Yvonne Koehnen, 83-years old of Glenn, CA, the matriarch of the Honeybee Discovery Center, stands with her family at the 2022 Common Threads North award dinner where she was honored with a philanthropic agriculture award. Her roots are deep in agriculture from bountiful giving.

Leaving a Beekeeper’s Legacy

In 1962, Yvonne Millar married a beekeeper, Bob Koehnen, who lived 8 miles up the road in Glenn CA…and so began her life and love of honeybees. She, too, worked in the family business and together they raised their sons Kalin and Kamron, who currently oversee the nuts and apiaries operations for C.F. Koehnen & Sons.

In 2022, the Koehnen family is celebrating 117 years since their first beehive.

Bob Koehnen was the second born son to C.F. Koehnen. He was known as an innovator and agriculturalist. In an article for Bee Culture, Marla Spivak of the University of Minnesota called him “inspired — unique in that he was an inventor who strove to make bee management more efficient.”

For more than 55 years, Yvonne Koehnen was involved in the springtime sales and the packaging of bees and queens. A graduate of California State University, Chico, she was a teacher by trade but also an innovator. Prototypes of various sizes of shipping boxes, inspired by the Rossman container, were built by Yvonne Koehnen to fit the new cages. She found that 160 small cages fit into a box that previously held 104 larger cages.

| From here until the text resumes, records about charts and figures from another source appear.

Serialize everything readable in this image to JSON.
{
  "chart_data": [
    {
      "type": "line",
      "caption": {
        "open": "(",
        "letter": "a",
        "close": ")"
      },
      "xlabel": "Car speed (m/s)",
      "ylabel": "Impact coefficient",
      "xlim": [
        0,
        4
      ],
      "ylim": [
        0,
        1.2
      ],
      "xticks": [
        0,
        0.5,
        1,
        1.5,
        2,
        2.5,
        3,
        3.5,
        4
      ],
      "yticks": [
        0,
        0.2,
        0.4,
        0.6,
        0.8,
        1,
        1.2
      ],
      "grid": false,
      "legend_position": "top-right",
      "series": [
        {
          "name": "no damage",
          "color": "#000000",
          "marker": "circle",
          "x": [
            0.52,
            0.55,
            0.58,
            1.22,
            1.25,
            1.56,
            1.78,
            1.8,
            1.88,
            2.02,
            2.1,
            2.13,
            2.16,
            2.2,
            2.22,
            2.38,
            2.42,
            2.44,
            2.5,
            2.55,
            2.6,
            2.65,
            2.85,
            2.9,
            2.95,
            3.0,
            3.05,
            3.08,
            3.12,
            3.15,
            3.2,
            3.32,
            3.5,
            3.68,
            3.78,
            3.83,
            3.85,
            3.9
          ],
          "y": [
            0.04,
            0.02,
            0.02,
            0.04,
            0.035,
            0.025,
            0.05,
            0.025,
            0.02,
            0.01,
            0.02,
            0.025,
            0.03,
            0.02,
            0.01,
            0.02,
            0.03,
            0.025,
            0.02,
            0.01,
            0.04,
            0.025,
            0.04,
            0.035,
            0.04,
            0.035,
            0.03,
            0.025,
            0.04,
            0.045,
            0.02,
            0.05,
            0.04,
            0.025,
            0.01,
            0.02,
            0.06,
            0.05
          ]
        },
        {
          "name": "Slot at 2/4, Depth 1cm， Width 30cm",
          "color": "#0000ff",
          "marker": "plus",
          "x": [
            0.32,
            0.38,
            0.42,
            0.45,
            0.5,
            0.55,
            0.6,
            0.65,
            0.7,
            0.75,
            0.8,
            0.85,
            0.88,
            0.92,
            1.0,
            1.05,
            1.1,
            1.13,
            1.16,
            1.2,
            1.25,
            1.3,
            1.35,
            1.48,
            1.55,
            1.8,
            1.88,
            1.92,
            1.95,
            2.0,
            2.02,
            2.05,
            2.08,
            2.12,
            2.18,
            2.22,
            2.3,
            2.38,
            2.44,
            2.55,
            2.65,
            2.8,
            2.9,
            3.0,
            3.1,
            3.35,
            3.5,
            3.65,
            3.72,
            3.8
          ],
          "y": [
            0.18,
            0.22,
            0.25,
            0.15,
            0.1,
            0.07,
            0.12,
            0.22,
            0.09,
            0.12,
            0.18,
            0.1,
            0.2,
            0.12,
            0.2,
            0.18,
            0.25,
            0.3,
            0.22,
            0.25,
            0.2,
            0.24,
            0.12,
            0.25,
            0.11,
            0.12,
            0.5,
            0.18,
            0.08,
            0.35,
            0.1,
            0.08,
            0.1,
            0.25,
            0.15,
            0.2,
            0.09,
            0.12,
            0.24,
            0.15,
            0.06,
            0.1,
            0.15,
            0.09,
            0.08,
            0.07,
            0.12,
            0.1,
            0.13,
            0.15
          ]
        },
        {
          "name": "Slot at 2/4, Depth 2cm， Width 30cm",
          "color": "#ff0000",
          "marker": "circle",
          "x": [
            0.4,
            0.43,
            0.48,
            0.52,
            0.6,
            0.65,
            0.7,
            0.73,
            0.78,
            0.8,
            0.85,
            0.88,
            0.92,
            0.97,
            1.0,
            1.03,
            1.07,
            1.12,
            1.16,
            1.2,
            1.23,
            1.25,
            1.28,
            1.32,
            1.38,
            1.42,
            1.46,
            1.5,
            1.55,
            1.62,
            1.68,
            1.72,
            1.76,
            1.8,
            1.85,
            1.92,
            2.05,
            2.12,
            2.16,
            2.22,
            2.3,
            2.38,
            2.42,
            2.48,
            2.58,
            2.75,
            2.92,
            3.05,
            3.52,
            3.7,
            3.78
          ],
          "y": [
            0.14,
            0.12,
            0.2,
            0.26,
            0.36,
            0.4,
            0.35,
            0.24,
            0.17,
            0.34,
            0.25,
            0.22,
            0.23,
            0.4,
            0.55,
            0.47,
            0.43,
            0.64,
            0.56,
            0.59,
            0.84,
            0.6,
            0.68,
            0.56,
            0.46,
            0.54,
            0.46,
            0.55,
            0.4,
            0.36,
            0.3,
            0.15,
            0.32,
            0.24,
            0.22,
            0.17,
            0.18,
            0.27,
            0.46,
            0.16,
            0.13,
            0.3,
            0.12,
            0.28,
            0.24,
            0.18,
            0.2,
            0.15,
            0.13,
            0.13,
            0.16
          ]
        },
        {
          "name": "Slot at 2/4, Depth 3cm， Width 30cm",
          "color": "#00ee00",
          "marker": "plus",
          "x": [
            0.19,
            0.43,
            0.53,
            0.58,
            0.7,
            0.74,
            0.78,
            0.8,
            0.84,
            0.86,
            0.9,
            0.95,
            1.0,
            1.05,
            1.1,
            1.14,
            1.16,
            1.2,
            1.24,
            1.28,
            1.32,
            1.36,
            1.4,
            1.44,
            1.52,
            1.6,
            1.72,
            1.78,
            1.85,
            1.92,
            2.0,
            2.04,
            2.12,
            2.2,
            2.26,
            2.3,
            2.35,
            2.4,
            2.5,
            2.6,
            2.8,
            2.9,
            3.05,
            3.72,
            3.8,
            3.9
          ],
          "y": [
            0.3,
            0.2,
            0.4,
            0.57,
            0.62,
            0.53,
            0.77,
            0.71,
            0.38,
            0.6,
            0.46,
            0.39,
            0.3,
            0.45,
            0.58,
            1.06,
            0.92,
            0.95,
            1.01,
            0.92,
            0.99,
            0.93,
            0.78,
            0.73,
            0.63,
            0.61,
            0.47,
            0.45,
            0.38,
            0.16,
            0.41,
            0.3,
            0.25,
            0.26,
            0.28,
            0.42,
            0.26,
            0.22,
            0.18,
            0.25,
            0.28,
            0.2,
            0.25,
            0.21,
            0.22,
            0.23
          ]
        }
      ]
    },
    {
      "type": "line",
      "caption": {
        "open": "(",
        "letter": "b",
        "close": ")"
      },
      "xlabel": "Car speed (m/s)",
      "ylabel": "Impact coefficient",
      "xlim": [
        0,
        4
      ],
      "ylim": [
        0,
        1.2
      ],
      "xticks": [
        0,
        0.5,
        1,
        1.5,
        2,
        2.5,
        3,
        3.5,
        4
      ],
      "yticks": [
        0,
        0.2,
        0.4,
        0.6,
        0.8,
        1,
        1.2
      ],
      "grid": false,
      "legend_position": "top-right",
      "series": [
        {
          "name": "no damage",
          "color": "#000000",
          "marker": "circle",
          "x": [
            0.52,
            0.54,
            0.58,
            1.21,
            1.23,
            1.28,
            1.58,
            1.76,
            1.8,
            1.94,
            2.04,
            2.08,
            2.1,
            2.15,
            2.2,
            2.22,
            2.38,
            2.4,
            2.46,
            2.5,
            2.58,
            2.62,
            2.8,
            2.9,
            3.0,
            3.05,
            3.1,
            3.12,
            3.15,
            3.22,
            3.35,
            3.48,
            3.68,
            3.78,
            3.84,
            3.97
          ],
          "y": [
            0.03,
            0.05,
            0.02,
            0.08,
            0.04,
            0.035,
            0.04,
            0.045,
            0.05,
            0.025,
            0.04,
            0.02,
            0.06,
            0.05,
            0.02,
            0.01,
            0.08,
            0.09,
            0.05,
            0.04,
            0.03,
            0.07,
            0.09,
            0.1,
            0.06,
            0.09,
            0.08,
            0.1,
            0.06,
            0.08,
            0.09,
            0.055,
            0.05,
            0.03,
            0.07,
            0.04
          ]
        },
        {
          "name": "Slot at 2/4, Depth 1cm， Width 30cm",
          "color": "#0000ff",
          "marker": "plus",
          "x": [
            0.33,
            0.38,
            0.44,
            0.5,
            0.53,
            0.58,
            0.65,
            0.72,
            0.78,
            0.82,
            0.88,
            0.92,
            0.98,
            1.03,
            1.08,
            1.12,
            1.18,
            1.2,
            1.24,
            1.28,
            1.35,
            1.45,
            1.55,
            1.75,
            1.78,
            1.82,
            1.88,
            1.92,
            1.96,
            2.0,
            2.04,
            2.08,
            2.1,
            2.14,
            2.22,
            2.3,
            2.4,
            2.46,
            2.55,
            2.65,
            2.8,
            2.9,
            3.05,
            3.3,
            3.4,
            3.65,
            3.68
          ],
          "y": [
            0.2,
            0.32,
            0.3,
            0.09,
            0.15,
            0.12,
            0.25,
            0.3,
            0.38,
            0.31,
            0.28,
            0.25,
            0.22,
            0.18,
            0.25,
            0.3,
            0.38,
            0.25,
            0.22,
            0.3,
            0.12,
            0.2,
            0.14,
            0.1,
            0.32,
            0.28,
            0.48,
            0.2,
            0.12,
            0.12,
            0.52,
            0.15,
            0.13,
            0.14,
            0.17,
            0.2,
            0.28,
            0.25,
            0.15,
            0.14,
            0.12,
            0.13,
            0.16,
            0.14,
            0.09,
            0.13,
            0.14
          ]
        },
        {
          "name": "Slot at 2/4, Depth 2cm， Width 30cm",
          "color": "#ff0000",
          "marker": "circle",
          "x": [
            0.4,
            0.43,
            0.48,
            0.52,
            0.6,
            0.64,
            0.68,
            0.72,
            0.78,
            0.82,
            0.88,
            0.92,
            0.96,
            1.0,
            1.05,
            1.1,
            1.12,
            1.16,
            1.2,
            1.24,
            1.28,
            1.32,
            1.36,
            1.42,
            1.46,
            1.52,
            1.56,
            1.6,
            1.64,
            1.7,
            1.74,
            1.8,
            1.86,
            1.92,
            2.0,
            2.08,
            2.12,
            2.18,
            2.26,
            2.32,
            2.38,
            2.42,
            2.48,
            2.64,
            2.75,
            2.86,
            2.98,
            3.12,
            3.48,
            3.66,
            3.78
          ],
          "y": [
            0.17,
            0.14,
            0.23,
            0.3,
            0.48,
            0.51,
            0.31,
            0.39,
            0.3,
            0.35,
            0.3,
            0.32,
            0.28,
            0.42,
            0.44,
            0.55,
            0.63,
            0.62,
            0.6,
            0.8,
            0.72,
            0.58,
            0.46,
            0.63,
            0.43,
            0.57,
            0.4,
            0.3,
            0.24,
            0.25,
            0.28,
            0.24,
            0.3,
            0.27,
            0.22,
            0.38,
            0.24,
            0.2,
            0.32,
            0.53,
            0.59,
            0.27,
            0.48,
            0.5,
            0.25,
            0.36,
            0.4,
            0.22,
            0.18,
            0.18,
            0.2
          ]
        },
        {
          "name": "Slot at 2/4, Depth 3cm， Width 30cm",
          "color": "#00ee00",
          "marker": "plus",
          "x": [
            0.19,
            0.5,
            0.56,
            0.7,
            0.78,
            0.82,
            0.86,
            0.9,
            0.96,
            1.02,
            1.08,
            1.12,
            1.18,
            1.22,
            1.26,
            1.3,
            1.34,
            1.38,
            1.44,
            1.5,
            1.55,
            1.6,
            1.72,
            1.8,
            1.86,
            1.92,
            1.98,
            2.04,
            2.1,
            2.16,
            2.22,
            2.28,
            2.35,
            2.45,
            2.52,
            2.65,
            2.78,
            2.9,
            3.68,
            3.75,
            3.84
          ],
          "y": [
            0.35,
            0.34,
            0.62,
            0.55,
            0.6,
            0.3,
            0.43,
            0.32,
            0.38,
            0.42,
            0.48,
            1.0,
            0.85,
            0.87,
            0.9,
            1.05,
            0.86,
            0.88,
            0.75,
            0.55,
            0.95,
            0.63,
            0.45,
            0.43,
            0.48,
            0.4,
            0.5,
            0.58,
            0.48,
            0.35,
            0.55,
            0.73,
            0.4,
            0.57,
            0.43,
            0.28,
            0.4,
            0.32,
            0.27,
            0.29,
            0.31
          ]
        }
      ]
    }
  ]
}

Yvonne is very passionate about bees and sharing the importance of bees with the general public. She has been an active member of the California Beekeepers Association for many years. One of Yvonne’s projects was putting together a beekeeping display for the Chico Museum in 2009. After the opening, she visited many offices and local elementary schools in Butte and Glenn Counties inviting the students to visit and learn about bees. Her exhibit about bees was the highest attended ever at the Chico Museum.

After 53 years of marriage and working alongside each other, Yvonne lost her dear husband Bob Koehnen in 2015. To preserve his story, she formed a committee and has generously donated her time and her treasure to work towards preserving his legacy at the Honeybee Discovery Center.

This dedicated group of volunteers steers the vision for The Center, their undying commitment is to continue to bring awareness and increase knowledge about the critical role and importance of honeybees and other pollinators, and their ties not only to agricultural practices, maintenance of global food production, and the local and global environment.

— Executive board members of the Honeybee Discovery Center.


Bob Koehnen was a master of inventions. He hired Galen Jantzen to work in the Koehnen’s shop in 1974. Jantzen helped Bob build out his visions. In the early 90s, Jantzen built a production machine for the mini cages. C.F. Koehnen & Sons has been producing queen cages for 45 years and now ships 1.25 million mini cages annually throughout the U.S.

Bob’s inventions included:

  • Perfected an assembly-line system for making up queen-mating nuclei, synchronizing each step of an impressively large operation.

  • Devised an early machine to fill syrup into package feeding cans automatically.

  • Developed the California mini queen cage, which remains a standard.

  • Developed the larger Wen-Koe queen cages. They were built with a machine, commissioned from an engineer, that adapted a technology from door construction to apply the screens.

  • An ingenious mechanism for cutting queen cells apart when they come out of the cell builder.

  • A towable bee-moving forklift with four forks, able to move four pallets of colonies at one time, then spread the pallets apart. His son Kalin said that they can move 1000 colonies a day with the double forklift.

  • Development of the bank-out unloading cart system for harvesting almonds and walnuts. It has a conveyer that unloads onto another vehicle without stopping, reducing time in the field.

Yvonne’s idea that was once just a dream became a reality when the HDC was officially formed.